Valid values: "TABLE", "LIST", "CSV".
/NH Specifies that the "Column Header" should
not be displayed in the output.
Valid only for "TABLE" and "CSV" formats.
/? Displays this help message.
This is the python code i have so far;
#!/usr/bin/python
"""
Description:
Used for checking users logged into a list of servers.
Usage:
hunter.py [-u <username>] [-p <password>] [-s <FILE>] (-d <domain>)

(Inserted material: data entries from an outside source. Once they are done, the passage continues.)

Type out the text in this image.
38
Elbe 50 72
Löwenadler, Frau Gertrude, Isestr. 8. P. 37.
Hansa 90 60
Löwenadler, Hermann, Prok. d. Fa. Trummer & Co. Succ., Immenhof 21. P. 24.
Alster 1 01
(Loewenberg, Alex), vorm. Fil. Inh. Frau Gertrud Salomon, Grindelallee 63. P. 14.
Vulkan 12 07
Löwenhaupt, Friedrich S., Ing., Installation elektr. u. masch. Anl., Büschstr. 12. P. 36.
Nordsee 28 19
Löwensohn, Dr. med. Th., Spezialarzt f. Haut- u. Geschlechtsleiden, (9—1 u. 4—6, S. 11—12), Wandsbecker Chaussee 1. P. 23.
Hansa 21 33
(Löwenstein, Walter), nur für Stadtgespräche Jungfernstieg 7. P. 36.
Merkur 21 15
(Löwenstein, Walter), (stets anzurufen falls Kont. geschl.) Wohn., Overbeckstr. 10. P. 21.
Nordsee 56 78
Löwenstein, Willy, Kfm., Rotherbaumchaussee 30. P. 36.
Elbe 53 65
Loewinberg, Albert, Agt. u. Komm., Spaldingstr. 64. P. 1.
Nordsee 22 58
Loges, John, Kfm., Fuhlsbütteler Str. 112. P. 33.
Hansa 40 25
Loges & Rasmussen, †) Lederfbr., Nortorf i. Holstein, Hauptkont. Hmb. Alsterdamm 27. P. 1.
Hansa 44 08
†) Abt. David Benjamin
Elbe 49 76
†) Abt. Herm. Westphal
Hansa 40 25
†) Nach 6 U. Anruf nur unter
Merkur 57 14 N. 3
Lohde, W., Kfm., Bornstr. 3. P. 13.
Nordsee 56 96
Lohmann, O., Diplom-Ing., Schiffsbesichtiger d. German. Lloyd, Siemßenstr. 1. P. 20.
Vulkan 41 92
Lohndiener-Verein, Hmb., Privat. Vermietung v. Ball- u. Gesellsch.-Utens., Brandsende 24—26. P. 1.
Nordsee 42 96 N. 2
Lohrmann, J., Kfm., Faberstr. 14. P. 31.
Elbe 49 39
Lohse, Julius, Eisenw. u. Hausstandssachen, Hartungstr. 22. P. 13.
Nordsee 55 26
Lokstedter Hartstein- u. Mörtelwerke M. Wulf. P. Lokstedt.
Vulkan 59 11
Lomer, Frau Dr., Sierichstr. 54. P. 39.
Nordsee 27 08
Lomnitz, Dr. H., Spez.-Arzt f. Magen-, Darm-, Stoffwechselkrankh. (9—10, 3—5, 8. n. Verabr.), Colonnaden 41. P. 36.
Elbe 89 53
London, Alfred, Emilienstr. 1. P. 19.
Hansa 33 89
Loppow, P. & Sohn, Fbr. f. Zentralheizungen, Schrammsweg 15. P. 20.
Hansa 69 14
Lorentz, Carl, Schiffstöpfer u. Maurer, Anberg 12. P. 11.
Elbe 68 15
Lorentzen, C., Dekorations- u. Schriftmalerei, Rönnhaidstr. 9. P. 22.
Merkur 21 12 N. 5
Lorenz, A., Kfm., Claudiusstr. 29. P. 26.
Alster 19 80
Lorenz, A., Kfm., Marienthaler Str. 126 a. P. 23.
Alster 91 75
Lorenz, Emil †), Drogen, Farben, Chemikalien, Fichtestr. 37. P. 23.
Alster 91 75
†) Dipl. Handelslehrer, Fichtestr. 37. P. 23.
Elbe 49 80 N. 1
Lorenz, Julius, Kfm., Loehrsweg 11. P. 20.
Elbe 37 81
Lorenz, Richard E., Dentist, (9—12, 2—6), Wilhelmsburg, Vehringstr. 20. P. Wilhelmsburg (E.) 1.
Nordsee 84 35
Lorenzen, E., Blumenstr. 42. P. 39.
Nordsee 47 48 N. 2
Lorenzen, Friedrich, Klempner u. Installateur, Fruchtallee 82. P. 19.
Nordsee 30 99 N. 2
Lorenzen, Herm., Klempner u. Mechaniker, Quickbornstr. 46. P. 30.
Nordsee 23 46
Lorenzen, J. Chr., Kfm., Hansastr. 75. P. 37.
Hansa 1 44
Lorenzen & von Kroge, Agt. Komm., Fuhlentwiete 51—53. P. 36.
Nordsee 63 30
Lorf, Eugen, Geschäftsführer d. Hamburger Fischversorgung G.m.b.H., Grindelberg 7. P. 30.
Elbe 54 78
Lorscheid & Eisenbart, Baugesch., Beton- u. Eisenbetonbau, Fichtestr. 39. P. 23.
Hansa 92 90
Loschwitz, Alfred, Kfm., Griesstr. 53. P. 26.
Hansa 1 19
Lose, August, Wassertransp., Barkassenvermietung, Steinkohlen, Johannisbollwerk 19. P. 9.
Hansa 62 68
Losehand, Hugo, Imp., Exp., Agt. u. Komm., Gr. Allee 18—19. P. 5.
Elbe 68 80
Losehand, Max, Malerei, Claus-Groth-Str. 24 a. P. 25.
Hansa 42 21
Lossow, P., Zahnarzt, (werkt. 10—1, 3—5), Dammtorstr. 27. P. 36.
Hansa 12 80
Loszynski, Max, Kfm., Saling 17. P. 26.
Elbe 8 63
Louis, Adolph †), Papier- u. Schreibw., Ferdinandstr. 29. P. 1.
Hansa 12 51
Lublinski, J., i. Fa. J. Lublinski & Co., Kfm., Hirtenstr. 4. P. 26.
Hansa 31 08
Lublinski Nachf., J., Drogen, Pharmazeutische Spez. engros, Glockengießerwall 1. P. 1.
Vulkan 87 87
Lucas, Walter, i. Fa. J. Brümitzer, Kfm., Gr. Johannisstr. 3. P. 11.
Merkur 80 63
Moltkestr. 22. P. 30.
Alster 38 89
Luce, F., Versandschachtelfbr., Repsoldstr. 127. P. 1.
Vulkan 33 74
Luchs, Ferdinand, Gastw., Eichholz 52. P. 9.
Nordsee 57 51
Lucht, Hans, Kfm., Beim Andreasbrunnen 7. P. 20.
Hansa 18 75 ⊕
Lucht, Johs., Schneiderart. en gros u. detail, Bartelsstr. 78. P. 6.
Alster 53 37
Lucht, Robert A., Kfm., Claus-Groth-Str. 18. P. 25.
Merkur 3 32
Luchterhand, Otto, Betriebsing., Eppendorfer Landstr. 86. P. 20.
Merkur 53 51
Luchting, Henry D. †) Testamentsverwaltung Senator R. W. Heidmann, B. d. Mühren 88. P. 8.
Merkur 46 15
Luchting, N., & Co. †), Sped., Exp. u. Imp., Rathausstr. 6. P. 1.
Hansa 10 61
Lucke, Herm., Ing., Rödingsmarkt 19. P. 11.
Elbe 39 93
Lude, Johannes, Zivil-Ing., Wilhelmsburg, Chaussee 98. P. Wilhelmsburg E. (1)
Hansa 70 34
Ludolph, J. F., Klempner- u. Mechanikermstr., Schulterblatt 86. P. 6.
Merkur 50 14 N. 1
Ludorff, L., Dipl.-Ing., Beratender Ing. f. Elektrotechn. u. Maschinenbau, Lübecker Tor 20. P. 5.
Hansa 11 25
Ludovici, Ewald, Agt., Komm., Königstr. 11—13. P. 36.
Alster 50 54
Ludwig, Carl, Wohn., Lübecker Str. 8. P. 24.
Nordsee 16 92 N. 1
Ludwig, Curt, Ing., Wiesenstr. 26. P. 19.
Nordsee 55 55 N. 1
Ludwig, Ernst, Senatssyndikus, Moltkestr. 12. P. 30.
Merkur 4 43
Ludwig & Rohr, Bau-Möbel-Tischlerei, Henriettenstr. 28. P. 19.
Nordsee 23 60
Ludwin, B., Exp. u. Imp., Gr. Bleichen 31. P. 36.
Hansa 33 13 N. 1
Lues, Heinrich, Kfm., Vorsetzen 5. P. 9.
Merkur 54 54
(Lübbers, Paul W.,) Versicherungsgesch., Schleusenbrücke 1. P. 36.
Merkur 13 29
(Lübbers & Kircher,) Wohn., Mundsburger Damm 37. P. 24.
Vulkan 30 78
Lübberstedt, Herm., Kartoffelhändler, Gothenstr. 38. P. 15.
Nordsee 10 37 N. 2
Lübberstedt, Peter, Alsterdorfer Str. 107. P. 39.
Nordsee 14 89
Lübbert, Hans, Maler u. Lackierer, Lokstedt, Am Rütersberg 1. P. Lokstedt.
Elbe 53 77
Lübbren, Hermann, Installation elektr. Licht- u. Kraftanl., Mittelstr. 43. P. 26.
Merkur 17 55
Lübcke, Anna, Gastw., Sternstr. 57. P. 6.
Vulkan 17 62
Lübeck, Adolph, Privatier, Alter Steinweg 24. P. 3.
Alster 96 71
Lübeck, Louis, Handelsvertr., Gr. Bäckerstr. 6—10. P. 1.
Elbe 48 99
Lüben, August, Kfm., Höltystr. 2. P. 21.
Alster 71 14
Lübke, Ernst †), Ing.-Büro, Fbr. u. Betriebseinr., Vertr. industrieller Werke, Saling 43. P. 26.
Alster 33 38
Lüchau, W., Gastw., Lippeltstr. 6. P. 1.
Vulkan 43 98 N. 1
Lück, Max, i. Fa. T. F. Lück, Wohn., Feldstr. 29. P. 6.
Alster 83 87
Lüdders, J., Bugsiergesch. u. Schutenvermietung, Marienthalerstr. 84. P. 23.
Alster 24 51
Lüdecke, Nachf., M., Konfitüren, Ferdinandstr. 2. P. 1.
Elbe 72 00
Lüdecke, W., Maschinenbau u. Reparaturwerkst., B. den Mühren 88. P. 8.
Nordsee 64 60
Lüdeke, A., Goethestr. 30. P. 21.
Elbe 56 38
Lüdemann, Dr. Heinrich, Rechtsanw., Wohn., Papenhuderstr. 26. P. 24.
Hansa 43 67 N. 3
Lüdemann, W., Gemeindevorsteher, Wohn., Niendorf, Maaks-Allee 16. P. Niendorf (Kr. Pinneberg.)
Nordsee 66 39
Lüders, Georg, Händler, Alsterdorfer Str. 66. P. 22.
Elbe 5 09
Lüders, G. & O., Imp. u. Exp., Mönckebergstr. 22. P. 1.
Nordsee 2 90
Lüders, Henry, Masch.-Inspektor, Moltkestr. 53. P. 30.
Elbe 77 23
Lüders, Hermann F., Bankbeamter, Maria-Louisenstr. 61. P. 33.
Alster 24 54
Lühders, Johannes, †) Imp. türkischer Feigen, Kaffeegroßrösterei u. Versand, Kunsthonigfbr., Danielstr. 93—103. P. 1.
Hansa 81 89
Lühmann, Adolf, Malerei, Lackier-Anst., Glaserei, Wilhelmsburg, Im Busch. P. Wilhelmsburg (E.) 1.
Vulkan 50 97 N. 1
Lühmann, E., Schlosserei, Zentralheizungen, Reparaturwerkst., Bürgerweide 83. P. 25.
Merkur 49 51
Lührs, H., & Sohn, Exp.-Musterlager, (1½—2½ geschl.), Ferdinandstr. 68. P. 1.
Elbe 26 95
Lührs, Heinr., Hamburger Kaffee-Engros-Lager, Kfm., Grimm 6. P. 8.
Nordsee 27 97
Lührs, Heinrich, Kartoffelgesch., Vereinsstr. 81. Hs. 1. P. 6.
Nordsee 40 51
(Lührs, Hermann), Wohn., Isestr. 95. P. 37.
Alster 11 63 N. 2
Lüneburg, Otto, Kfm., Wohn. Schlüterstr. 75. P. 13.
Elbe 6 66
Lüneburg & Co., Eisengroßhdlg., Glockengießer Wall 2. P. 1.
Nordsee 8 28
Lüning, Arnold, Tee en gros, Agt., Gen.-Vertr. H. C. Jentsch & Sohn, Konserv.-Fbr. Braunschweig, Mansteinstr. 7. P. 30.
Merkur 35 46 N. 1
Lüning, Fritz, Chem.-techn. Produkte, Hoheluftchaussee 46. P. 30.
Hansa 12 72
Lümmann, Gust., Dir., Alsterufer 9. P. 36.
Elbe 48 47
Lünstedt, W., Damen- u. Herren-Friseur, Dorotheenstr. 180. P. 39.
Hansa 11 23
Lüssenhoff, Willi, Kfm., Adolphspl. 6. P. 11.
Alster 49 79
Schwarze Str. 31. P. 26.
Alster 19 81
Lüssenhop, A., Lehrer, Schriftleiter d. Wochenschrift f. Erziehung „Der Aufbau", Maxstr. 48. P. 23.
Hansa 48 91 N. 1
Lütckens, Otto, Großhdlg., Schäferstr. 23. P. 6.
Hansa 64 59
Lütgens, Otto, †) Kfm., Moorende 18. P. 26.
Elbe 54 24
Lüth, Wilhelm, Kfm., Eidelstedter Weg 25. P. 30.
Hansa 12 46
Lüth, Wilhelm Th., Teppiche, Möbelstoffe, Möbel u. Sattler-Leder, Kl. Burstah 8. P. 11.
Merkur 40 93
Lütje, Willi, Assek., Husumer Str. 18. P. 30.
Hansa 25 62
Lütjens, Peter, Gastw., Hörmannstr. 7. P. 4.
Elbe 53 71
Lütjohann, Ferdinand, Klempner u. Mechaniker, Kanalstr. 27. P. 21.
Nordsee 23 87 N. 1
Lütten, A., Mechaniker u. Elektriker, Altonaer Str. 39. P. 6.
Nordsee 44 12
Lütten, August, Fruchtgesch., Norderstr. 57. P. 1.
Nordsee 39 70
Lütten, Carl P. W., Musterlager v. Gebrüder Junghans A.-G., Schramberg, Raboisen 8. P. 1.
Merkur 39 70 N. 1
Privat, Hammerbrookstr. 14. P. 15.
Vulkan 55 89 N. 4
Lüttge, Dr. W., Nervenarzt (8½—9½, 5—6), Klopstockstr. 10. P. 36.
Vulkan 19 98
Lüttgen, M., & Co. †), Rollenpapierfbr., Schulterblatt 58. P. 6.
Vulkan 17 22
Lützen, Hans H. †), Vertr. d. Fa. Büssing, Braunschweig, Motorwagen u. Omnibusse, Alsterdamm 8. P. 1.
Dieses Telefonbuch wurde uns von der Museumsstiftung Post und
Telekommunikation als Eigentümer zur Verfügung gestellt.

hunter.py (-d <domain>) (-l)
hunter.py -h | --help
hunter.py --version
Options:
-l --local
-u --username
-h --help Show this screen.
--version Show version.
-p --password
-d --domain
-s --serverfile=FILE
"""
from docopt import docopt
import subprocess
from subprocess import CalledProcessError
def tldomain(serverlist, domain, username, password):
nlist = serverlist
for serverl in nlist:
try:
print subprocess.check_output(["tasklist", "/V", "/S " + serverl, "/U" + domain, "\\" + username, "/P" + password, "/FI", "'USERNAME eq %s\\\*'"]) % domain
except CalledProcessError as e:
print(e.returncode)
def tllocal(domain):
try:
cmd = 'tasklist /V /FI "USERNAME eq {0}\\*"' .format(domain)
subprocess.call(cmd)
except OSError as e:
print e
def getservers(servers):
slist = open(servers).readlines()
return [s.replace('\n', '') for s in slist]
if __name__ == "__main__":
arguments = docopt(__doc__, version='0.1a')
print arguments
if (arguments['--local']) == False:
serverlist = getservers(arguments['--serverfile'])
tldomain(serverlist, arguments['<domain>'], arguments['<username>'], arguments['<password>'])
else:
tllocal(arguments['<domain>'])
Pass in your arguments as separate elements in the list and apply the string formatting to the last element, no the output of the subprocess.check_output() call:
print subprocess.check_output(
["tasklist", "/V", "/S", serverl, "/U", domain + "\\" + username,
"/P", password, "/FI", "USERNAME eq %s\\*" % domain])
Note that I also removed the ' quoting from the last argument, leave that to the subprocess module.
This also assumes that domain is always a non-empty string; if that's not the case, use:
if domain:
domain += '\\'
print subprocess.check_output(
["tasklist", "/V", "/S", serverl, "/U", domain + username,
"/P", password, "/FI", "USERNAME eq %s*" % domain])
e.g. only use the \ backslash when domain is actually specified.